Der Anthropologe Ahmet Yavuklu, welcher zu Deqs forscht, erklärt, dass Deqs eine Form der Anbetung sind. “Die Deq-Motive sind oft von Wesen, Designs und Mustern inspiriert, die in der Natur zu sehen sind – wie Sonne, Mond, Sterne und sogar Weizen. Sie alle haben wichtige und symbolische Bedeutungen.“ [2]

Deqs überliefern viele Informationen über vergangene religiöse, mythologische, kulturelle und ästhetische Erkenntnisse und Ansichten, was besonders sichtbar wird an der Vielfalt der Symbole und Bedeutungen, die sie haben. Neben Symbolen von Himmelskörpern, gibt es auch Tiersymbole wie den Fisch, die Gazelle, den Skorpion oder Zugvögel. Auch botanische und biologische Symbole wie Baum, Blume und Zweige sind oftmals tätowiert.
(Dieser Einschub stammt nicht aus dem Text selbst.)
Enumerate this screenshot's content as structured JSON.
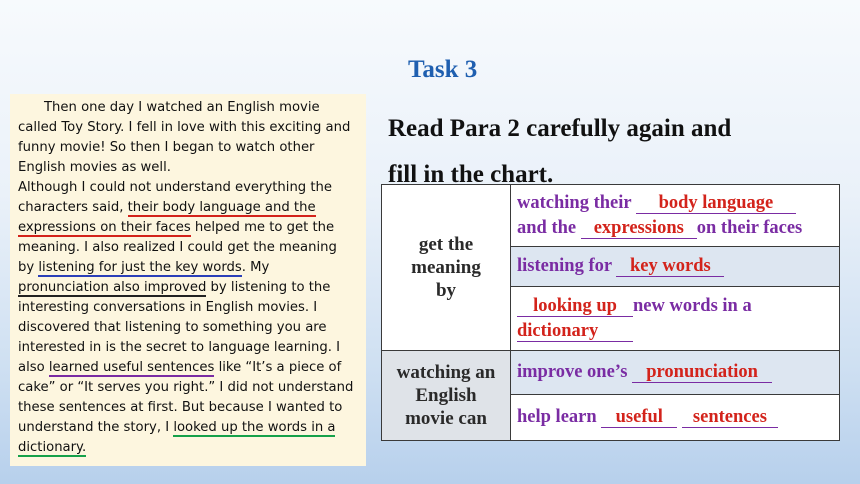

Ebenso finden sich geometrische Formen wie Kreise und Punkte wieder und Alltagsgegenstänge wie Knopf, Schere, Kamm und Schlüssel. Ein besonders interessantes Symbol, nämlich das des Spiegels, lässt auf mythologische Bezüge schließen. Der Folklorist Mümtaz Fırat, welcher jahrelang zu Deqs geforscht hat, schreibt in seinem Buch “Kaybolan İzler: Güneydoğu’da Geleneksel Dövme ya da Dek ve Dak“, dass das Spiegel-Symbol mit Weiblichkeit und den weiblichen hethitischen Göttinnen Ištuštaya und Papaya in Verbindung gebracht wurde. Der Spiegel gilt in der hethitischen Mythologie als die reinste Form des Verstehens und der Erkenntnis. Auch erwähnt Fırat, dass die verschiedenen Symbole sowohl ästhetische auch religiöse und kulturelle Funktionen innehatten. So galten beispielsweise die Tattoos als Schmuck und somit als Verschönerungsmerkmal oder sollten die religiösen Glaubenssätze der tätowierten Menschen markieren. Die Tätowierungen sind Hinweise für die Positionierung der Menschen in der Welt und mit ihrer Umwelt. Wie Yavuklu sagt, hängen Tätowierungen eng zusammen mit dem Selbstgefühl des Menschen und wie sich dieser auf andere Wesen – sowohl Menschen als auch Tiere – oder aber auch auf die Umwelt bezieht.[3] Deqs gewinnen heute wieder mehr an Bedeutung, denn immer mehr kurdische Menschen interessieren sich für sie und lassen sich die alten Deq-Symbole auf ihre Haut tätowieren. Zehra Doğan, eine bekannte junge kurdische Künstlerin beispielsweise, trägt ein Deq-Tattoo nach traditionellem Vorbild in ihrem Gesicht. Viele junge Deq-TrägerInnen, die oftmals in der Diaspora leben, beschreiben, dass sie diese uralte Praxis des Tätowierens weiterleben lassen möchten und dass es ihnen wichtig ist, in Verbindung zu bleiben mit  ihrer kurdischen Identität und diese, auch als ein politisches Statement, nach außen zu tragen.